Both U.S. experts pointed out that Russian start-ups share a common problem in their development, which, unless addressed promptly, may metastasize into a fundamental weakness. Start-up teams have trouble speaking the business language investors expect to hear at project pitches, and appear to underestimate the value of ties with venture capitalists.
Dr. Harper said that as a business person, he praised the strength of scientific teams at UNN, but “what they need to do is connect more with global capital; the implication will be huge, and I anticipate they will be successful.” One of the capacities they will have to build—other than just the deepening of their science—is the deepening of their relationships with investment capital, the expert reiterated.
He also highlighted problems Russian start-ups face presenting their solutions:
“Talking about those that aren’t successful, in a lot of times it’s not because capital is unavailable—they just haven’t told the story about their firm in a way that’s attractive to an investor. I think this is one of the challenges you’re still having here.”

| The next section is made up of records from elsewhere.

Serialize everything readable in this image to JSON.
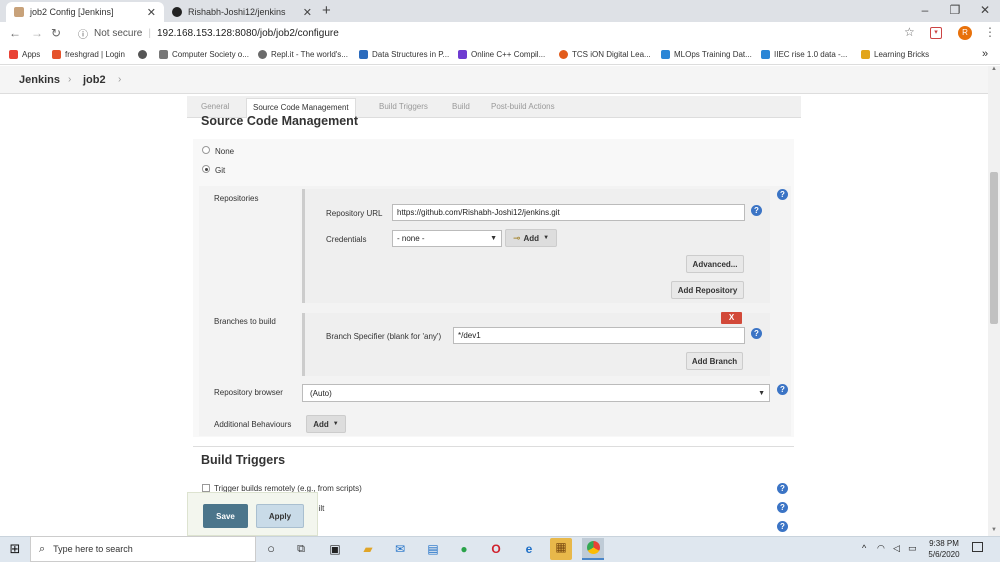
{
  "browser": {
    "tabs": [
      {
        "label": "job2 Config [Jenkins]",
        "active": true
      },
      {
        "label": "Rishabh-Joshi12/jenkins",
        "active": false
      }
    ],
    "new_tab": "+",
    "window_controls": [
      "–",
      "❐",
      "✕"
    ],
    "security": "Not secure",
    "url": "192.168.153.128:8080/job/job2/configure",
    "profile_initial": "R"
  },
  "bookmarks": [
    {
      "label": "Apps",
      "color": "#e94235"
    },
    {
      "label": "freshgrad | Login",
      "color": "#e5532b"
    },
    {
      "label": "",
      "color": "#555555"
    },
    {
      "label": "Computer Society o...",
      "color": "#777777"
    },
    {
      "label": "Repl.it - The world's...",
      "color": "#6a6a6a"
    },
    {
      "label": "Data Structures in P...",
      "color": "#2b6bbd"
    },
    {
      "label": "Online C++ Compil...",
      "color": "#6e3bd1"
    },
    {
      "label": "TCS iON Digital Lea...",
      "color": "#e25b1b"
    },
    {
      "label": "MLOps Training Dat...",
      "color": "#2b86d6"
    },
    {
      "label": "IIEC rise 1.0 data -...",
      "color": "#2b86d6"
    },
    {
      "label": "Learning Bricks",
      "color": "#e2a51b"
    }
  ],
  "bookmarks_more": "»",
  "jenkins": {
    "breadcrumb": [
      "Jenkins",
      "job2"
    ]
  },
  "config_tabs": [
    "General",
    "Source Code Management",
    "Build Triggers",
    "Build",
    "Post-build Actions"
  ],
  "scm": {
    "title": "Source Code Management",
    "options": [
      {
        "label": "None",
        "selected": false
      },
      {
        "label": "Git",
        "selected": true
      }
    ],
    "repositories_label": "Repositories",
    "repo_url_label": "Repository URL",
    "repo_url": "https://github.com/Rishabh-Joshi12/jenkins.git",
    "credentials_label": "Credentials",
    "credentials_value": "- none -",
    "add_label": "Add",
    "advanced_label": "Advanced...",
    "add_repository_label": "Add Repository",
    "branches_label": "Branches to build",
    "delete_label": "X",
    "branch_specifier_label": "Branch Specifier (blank for 'any')",
    "branch_specifier": "*/dev1",
    "add_branch_label": "Add Branch",
    "repo_browser_label": "Repository browser",
    "repo_browser_value": "(Auto)",
    "additional_behaviours_label": "Additional Behaviours",
    "behaviours_add_label": "Add"
  },
  "build_triggers": {
    "title": "Build Triggers",
    "items": [
      "Trigger builds remotely (e.g., from scripts)",
      "e built"
    ]
  },
  "actions": {
    "save": "Save",
    "apply": "Apply"
  },
  "taskbar": {
    "search_placeholder": "Type here to search",
    "time": "9:38 PM",
    "date": "5/6/2020"
  }
}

According to Dr. Likholetov, it’s the obvious prevalence of technology push over market pull in a Russian start-up’s approach to seeking investment that poses a serious threat to local developers on their path to global recognition.

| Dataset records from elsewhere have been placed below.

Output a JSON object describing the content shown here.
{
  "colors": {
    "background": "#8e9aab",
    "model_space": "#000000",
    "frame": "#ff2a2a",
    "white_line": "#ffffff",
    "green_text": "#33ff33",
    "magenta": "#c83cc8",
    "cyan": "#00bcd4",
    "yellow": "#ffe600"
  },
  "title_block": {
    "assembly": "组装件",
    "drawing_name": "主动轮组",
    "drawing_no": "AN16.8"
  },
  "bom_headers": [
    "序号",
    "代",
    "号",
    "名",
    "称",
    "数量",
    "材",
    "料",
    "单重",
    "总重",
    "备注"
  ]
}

“What I saw during presentations at KomTech is that presenters shower audiences with pure research terms right out of the gate, and if the audiences have not come for a scientific discussion, people begin to lose focus. For business people, seeing a market is key. A presentation should start from revealing your competence in market pull, showing that you know what your market needs. But presenters often fail to describe their markets and explain who needs what they develop, why customers might want to need it, and what problem the innovation is expected to solve,” he said.
Dr. Likholetov drew attention to the importance of “listening attentively to what industry representatives have to say.” The industrial community “offers you information you’re very unlikely to find easily on the street,” he emphasized, as corporate people know their markets well and have lists of technology solutions they seek. It’s wiser to talk to them and have them in mind when developing a project, rather than develop something that just amuses the scientific curiosity of an author—hardly a winning strategy.

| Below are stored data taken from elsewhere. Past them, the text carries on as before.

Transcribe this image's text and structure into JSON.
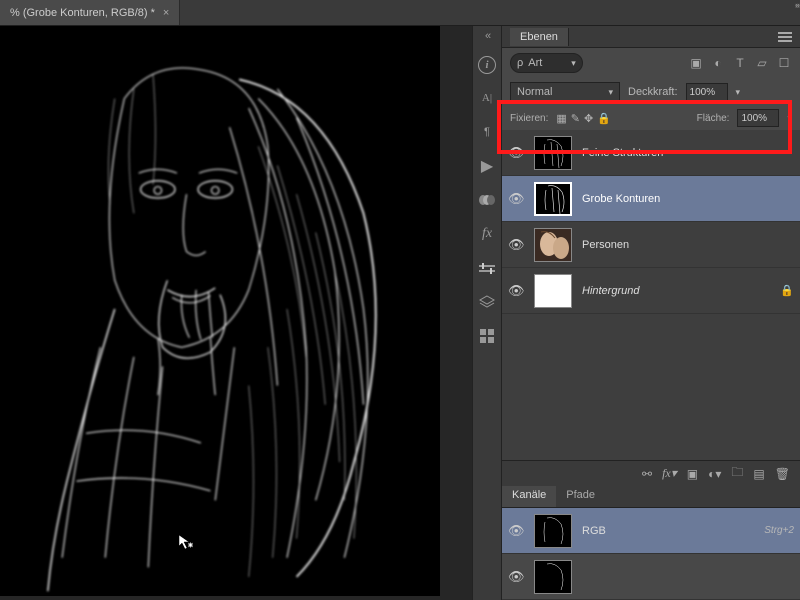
{
  "tab": {
    "title": "% (Grobe Konturen, RGB/8) *"
  },
  "panels": {
    "ebenen": {
      "title": "Ebenen",
      "filterPrefix": "ρ",
      "filterLabel": "Art",
      "blendMode": "Normal",
      "opacityLabel": "Deckkraft:",
      "opacityValue": "100%",
      "fillLabel": "Fläche:",
      "fillValue": "100%",
      "lockLabel": "Fixieren:"
    },
    "layers": [
      {
        "name": "Feine Strukturen",
        "type": "edge"
      },
      {
        "name": "Grobe Konturen",
        "type": "edge",
        "active": true
      },
      {
        "name": "Personen",
        "type": "photo"
      },
      {
        "name": "Hintergrund",
        "type": "white",
        "locked": true,
        "italic": true
      }
    ],
    "channels": {
      "tab1": "Kanäle",
      "tab2": "Pfade",
      "rows": [
        {
          "name": "RGB",
          "shortcut": "Strg+2",
          "sel": true
        }
      ]
    }
  }
}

Both experts agreed that setting up an Industry Advisory Board—an informal alliance of business and industry representatives being actively built these days at UNN to get expert advice on how university innovators could focus on the real needs of industry—is a perfect mechanism TCC is developing to stay in touch with the real market.
With quite a lot of challenges still haunting Russia’s start-up community, Dr. Harper thinks those may be relatively easy to address:
“I think that with further business courses, visits from professors like myself, particularly business professors, not just other scientists, and the inclusion of more business men and women within the teams, you can correct that pretty quickly. It’s about articulating your value. The hard part is having a good technology. You’ve got good technology, so you have already taken care of the hard part. The business part I think is relatively easy to change.”
Dr. Likholetov believes events like KomTech provide a new window of opportunity for universities across the globe willing to collaborate. He now wants to persuade the management of the University of Missouri to join the International Proof-of-Concept Center Association (IPOCA)—a coalition initiated and created by MIT and its partner at Russia’s Skoltech Institute of Science and Technology in an effort to promote the idea that PoCs should be added to tech transfer programs across all universities. The UNN Technology Commercialization Center has set up one of Russia’s first proof-of-concept centers, and Lobachevsky UNN is one of the charter founding members of the Association.